St. Louis Post-Dispatch: "Calling the move risky, Sen. Claire McCaskill introduced on Tuesday anti-deficit legislation that could impose automatic cuts in Social Security and other entitlement programs. McCaskill, of Missouri, was the only Democrat to join with a group of Republicans to press for a far-reaching debt reduction plan that would tie federal spending to the nation's economic output."

Washington Post: "After months of resistance, Senate Appropriations Committee Chairman Daniel K. Inouye (D-Hawaii) announced Tuesday that he will enforce a ban on earmarks in all Senate spending bills, ending a cherished practice by lawmakers that had become a symbol of wasteful excess. The Senate moratorium, which will remain in place for two years, follows a similar move by the GOP-led House and a veto threat by President Obama in his State of the Union address last week."

The Hill: Darrell Issa "says the White House’s response to his first major request for documents and records was inadequate. As a result, [he] is refining his request and asking for copies of e-mails between key White House officials. He is also seeking a series of interviews with top-level staff at the Department of Homeland Security...."

New York Times: "Government-subsidized health insurance – one of many perks of serving in Congress – kicked in on Tuesday for new members. But a group of more than a dozen freshman Republicans who campaigned vigorously on overturning President Obama’s new health care law will be opting out."

President Obama signed the New START treaty this morning. No link.

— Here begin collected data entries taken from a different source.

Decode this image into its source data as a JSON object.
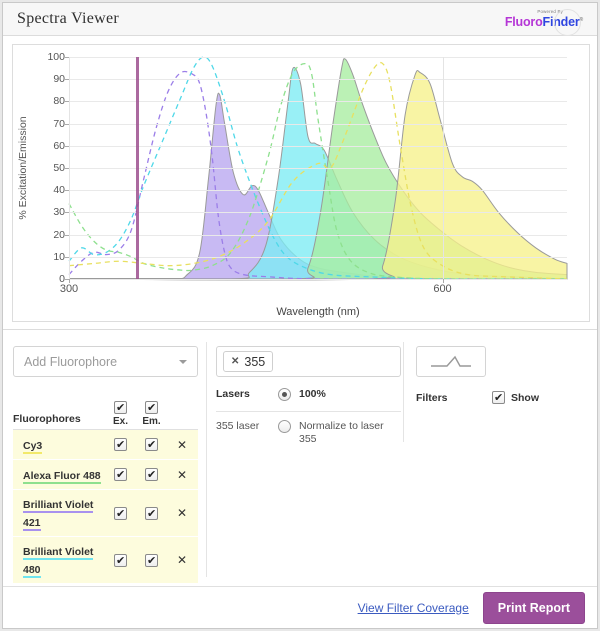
{
  "header": {
    "title": "Spectra Viewer",
    "logo": {
      "powered": "Powered By",
      "fluoro": "Fluoro",
      "finder": "Finder",
      "tm": "®"
    }
  },
  "chart_data": {
    "type": "area",
    "title": "",
    "xlabel": "Wavelength (nm)",
    "ylabel": "% Excitation/Emission",
    "xlim": [
      300,
      700
    ],
    "ylim": [
      0,
      100
    ],
    "xticks": [
      300,
      600
    ],
    "yticks": [
      0,
      10,
      20,
      30,
      40,
      50,
      60,
      70,
      80,
      90,
      100
    ],
    "grid": true,
    "legend": "none",
    "markers": [
      {
        "name": "laser-355",
        "x": 355,
        "value": 100,
        "color": "#9c4f8e",
        "label": "355"
      }
    ],
    "series": [
      {
        "name": "Brilliant Violet 421",
        "color": "#9b7ee8",
        "fill": "#b9a6ef",
        "excitation": {
          "style": "dashed",
          "points": [
            [
              300,
              2
            ],
            [
              310,
              8
            ],
            [
              320,
              12
            ],
            [
              330,
              11
            ],
            [
              340,
              13
            ],
            [
              350,
              22
            ],
            [
              360,
              45
            ],
            [
              370,
              68
            ],
            [
              380,
              85
            ],
            [
              390,
              93
            ],
            [
              400,
              92
            ],
            [
              405,
              88
            ],
            [
              410,
              75
            ],
            [
              415,
              55
            ],
            [
              420,
              28
            ],
            [
              425,
              12
            ],
            [
              430,
              5
            ],
            [
              440,
              2
            ],
            [
              460,
              1
            ],
            [
              500,
              0
            ],
            [
              600,
              0
            ],
            [
              700,
              0
            ]
          ]
        },
        "emission": {
          "style": "filled",
          "points": [
            [
              300,
              0
            ],
            [
              380,
              0
            ],
            [
              395,
              2
            ],
            [
              405,
              12
            ],
            [
              412,
              45
            ],
            [
              418,
              78
            ],
            [
              421,
              83
            ],
            [
              425,
              70
            ],
            [
              432,
              48
            ],
            [
              440,
              38
            ],
            [
              447,
              42
            ],
            [
              452,
              40
            ],
            [
              460,
              30
            ],
            [
              470,
              18
            ],
            [
              485,
              9
            ],
            [
              500,
              5
            ],
            [
              520,
              3
            ],
            [
              550,
              1
            ],
            [
              600,
              0
            ],
            [
              700,
              0
            ]
          ]
        }
      },
      {
        "name": "Brilliant Violet 480",
        "color": "#4fd8e8",
        "fill": "#7cecf4",
        "excitation": {
          "style": "dashed",
          "points": [
            [
              300,
              8
            ],
            [
              310,
              14
            ],
            [
              320,
              11
            ],
            [
              330,
              12
            ],
            [
              340,
              17
            ],
            [
              350,
              27
            ],
            [
              360,
              42
            ],
            [
              375,
              62
            ],
            [
              390,
              82
            ],
            [
              400,
              95
            ],
            [
              408,
              100
            ],
            [
              415,
              96
            ],
            [
              425,
              80
            ],
            [
              435,
              60
            ],
            [
              445,
              44
            ],
            [
              455,
              30
            ],
            [
              465,
              18
            ],
            [
              475,
              10
            ],
            [
              490,
              5
            ],
            [
              510,
              2
            ],
            [
              540,
              1
            ],
            [
              600,
              0
            ],
            [
              700,
              0
            ]
          ]
        },
        "emission": {
          "style": "filled",
          "points": [
            [
              300,
              0
            ],
            [
              430,
              0
            ],
            [
              445,
              3
            ],
            [
              458,
              15
            ],
            [
              468,
              45
            ],
            [
              476,
              80
            ],
            [
              480,
              95
            ],
            [
              486,
              88
            ],
            [
              492,
              64
            ],
            [
              498,
              61
            ],
            [
              505,
              58
            ],
            [
              515,
              45
            ],
            [
              528,
              30
            ],
            [
              545,
              18
            ],
            [
              565,
              10
            ],
            [
              590,
              5
            ],
            [
              620,
              2
            ],
            [
              660,
              1
            ],
            [
              700,
              0
            ]
          ]
        }
      },
      {
        "name": "Alexa Fluor 488",
        "color": "#8ee08e",
        "fill": "#a8eda0",
        "excitation": {
          "style": "dashed",
          "points": [
            [
              300,
              34
            ],
            [
              310,
              24
            ],
            [
              320,
              17
            ],
            [
              330,
              13
            ],
            [
              340,
              12
            ],
            [
              350,
              10
            ],
            [
              360,
              7
            ],
            [
              375,
              5
            ],
            [
              390,
              4
            ],
            [
              400,
              4
            ],
            [
              415,
              6
            ],
            [
              430,
              12
            ],
            [
              445,
              28
            ],
            [
              460,
              55
            ],
            [
              470,
              78
            ],
            [
              480,
              93
            ],
            [
              490,
              97
            ],
            [
              495,
              92
            ],
            [
              500,
              72
            ],
            [
              508,
              44
            ],
            [
              515,
              22
            ],
            [
              525,
              9
            ],
            [
              540,
              3
            ],
            [
              560,
              1
            ],
            [
              600,
              0
            ],
            [
              700,
              0
            ]
          ]
        },
        "emission": {
          "style": "filled",
          "points": [
            [
              300,
              0
            ],
            [
              480,
              0
            ],
            [
              492,
              5
            ],
            [
              502,
              30
            ],
            [
              512,
              70
            ],
            [
              519,
              95
            ],
            [
              522,
              99
            ],
            [
              528,
              92
            ],
            [
              535,
              80
            ],
            [
              545,
              65
            ],
            [
              555,
              52
            ],
            [
              568,
              40
            ],
            [
              582,
              30
            ],
            [
              598,
              22
            ],
            [
              615,
              15
            ],
            [
              635,
              9
            ],
            [
              655,
              5
            ],
            [
              675,
              3
            ],
            [
              700,
              2
            ]
          ]
        }
      },
      {
        "name": "Cy3",
        "color": "#e8e060",
        "fill": "#f6f18a",
        "excitation": {
          "style": "dashed",
          "points": [
            [
              300,
              6
            ],
            [
              320,
              7
            ],
            [
              340,
              8
            ],
            [
              360,
              7
            ],
            [
              380,
              6
            ],
            [
              400,
              7
            ],
            [
              420,
              10
            ],
            [
              440,
              16
            ],
            [
              460,
              26
            ],
            [
              480,
              44
            ],
            [
              500,
              52
            ],
            [
              510,
              50
            ],
            [
              520,
              62
            ],
            [
              535,
              84
            ],
            [
              545,
              95
            ],
            [
              552,
              97
            ],
            [
              558,
              88
            ],
            [
              566,
              60
            ],
            [
              575,
              32
            ],
            [
              585,
              14
            ],
            [
              600,
              6
            ],
            [
              620,
              2
            ],
            [
              650,
              1
            ],
            [
              700,
              0
            ]
          ]
        },
        "emission": {
          "style": "filled",
          "points": [
            [
              300,
              0
            ],
            [
              540,
              0
            ],
            [
              552,
              6
            ],
            [
              562,
              35
            ],
            [
              570,
              74
            ],
            [
              578,
              92
            ],
            [
              582,
              93
            ],
            [
              590,
              88
            ],
            [
              598,
              72
            ],
            [
              608,
              52
            ],
            [
              616,
              46
            ],
            [
              624,
              44
            ],
            [
              632,
              40
            ],
            [
              645,
              30
            ],
            [
              660,
              21
            ],
            [
              675,
              14
            ],
            [
              690,
              9
            ],
            [
              700,
              7
            ]
          ]
        }
      }
    ]
  },
  "controls": {
    "fluorophores": {
      "add_placeholder": "Add Fluorophore",
      "header_name": "Fluorophores",
      "header_ex": "Ex.",
      "header_em": "Em.",
      "header_ex_checked": true,
      "header_em_checked": true,
      "remove_icon": "✕",
      "rows": [
        {
          "name": "Cy3",
          "color": "#f2e96a",
          "ex": true,
          "em": true
        },
        {
          "name": "Alexa Fluor 488",
          "color": "#8ee08e",
          "ex": true,
          "em": true
        },
        {
          "name": "Brilliant Violet 421",
          "color": "#a891ee",
          "ex": true,
          "em": true
        },
        {
          "name": "Brilliant Violet 480",
          "color": "#6fe4ef",
          "ex": true,
          "em": true
        }
      ]
    },
    "lasers": {
      "tag_remove_icon": "✕",
      "tag_value": "355",
      "label": "Lasers",
      "option_100_label": "100%",
      "option_100_selected": true,
      "sub_label": "355 laser",
      "option_normalize_label": "Normalize to laser 355",
      "option_normalize_selected": false
    },
    "filters": {
      "label": "Filters",
      "show_label": "Show",
      "show_checked": true,
      "box_icon": "filter-slope-icon"
    }
  },
  "footer": {
    "view_filter_coverage": "View Filter Coverage",
    "print_report": "Print Report"
  }
}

New York Times: "Egypt’s powerful military signaled a shift on Wednesday, calling on protesters who have propelled tumultuous changes here to 'restore normal life.' On the streets, the tactics and calculations seemed to be shifting too, possibly spurring the military’s concern as pro-Mubarak demonstrators — some of them in apparently confrontational mood — turned out in larger numbers than in the past days of antigovernment tumult. By the early afternoon, a potentially combustible mood seized Tahrir Square as hundreds of pro-Mubarak protesters converged on what has been the epicenter of the antigovernment demonstrations." ...

... AP: "Hundreds of pro-government supporters attacked protesters Wednesday in Cairo's central square, where thousands were pushing ahead with demonstrations demanding the ouster of President Hosni Mubarak. ...

... NBC News Update: "Several thousand supporters of embattled President Hosni Mubarak, including some on horses and camels and wielding whips, charged into a crowd of anti-government protesters Wednesday, instigating violent clashes as Egypt's upheaval took a dangerous new turn." ...

... New York Times Update: "As chaos gripped Cairo’s central Tahrir square on Wednesday, journalists covering the scene on the ground found themselves the targets of violence and intimidation by demonstrators chanting slogans in favor of President Hosni Mubarak. One prominent American television correspondent, Anderson Cooper of CNN, was struck in the head repeatedly." See video above.

New York Times: "President Ali Abdullah Saleh of Yemen said on Wednesday that he would not run for re-election when his term ends in 2013, a stunning concessions to protesters that marked yet another reverberation of the anger that has rocked the Arab World. Mr. Saleh, an American ally who has been in office for 32 years, also said that his eldest son, Ahmed, who heads the elite Republican Guard, would not seek the presidency, as government opponents had feared."